VIRGINIA BEACH, Va. — Two employees of the apartment complex that caught fire Tuesday were charged Thursday with failing to notify the Fire Department that they had turned off the building’s sprinkler system earlier in the day, an action officials said allowed the blaze to grow much bigger.

About 50 people were displaced by the fire at Marina Shores Apartment Homes, which destroyed 11 units and forced tenants to leave 13 others, said Reta Lane, regional manager of the complex. No one was hurt.

The maintenance supervisor and site manager turned off the sprinkler system in the building around 11:30 a.m. after a tenant complained of a leak, said Battalion Chief David Hutcheson, spokesman for the Virginia Beach Fire Department.

Minutes after the fire started around 4:30 p.m., the employees turned the sprinkler system back on, but it was too late, Hutcheson said. A smoldering cigarette or cigar in an ash tray on a balcony started the blaze, he said.

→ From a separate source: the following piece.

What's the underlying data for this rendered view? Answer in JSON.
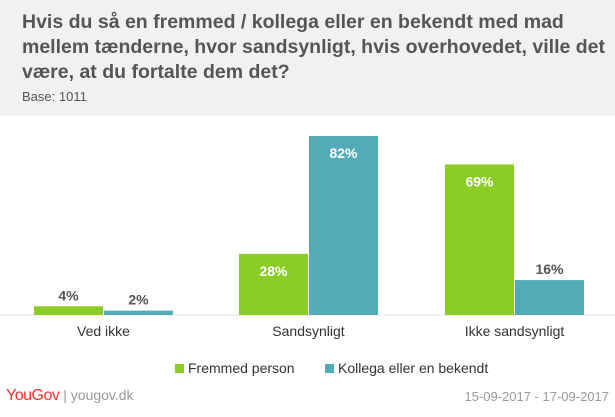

The two employees, whom Fire Department officials wouldn’t name, are scheduled to be in court Jan. 31. Each faces a pair of Class I misdemeanor charges: failure to maintain a fire suppression system and failure to notify the Fire Department when a system is taken out of service, both violations of the Virginia Statewide Fire Prevention Code.

The employees left a message with a private firm that oversees the complex’s sprinkler systems that they turned them off, but did not contact the Fire Department, Lane said.

“That was the step that was missed,” she said. “It boils down to training your people. I hope everybody in the industry will take this as a lesson. The chances were a million to one, and unfortunately it got us.”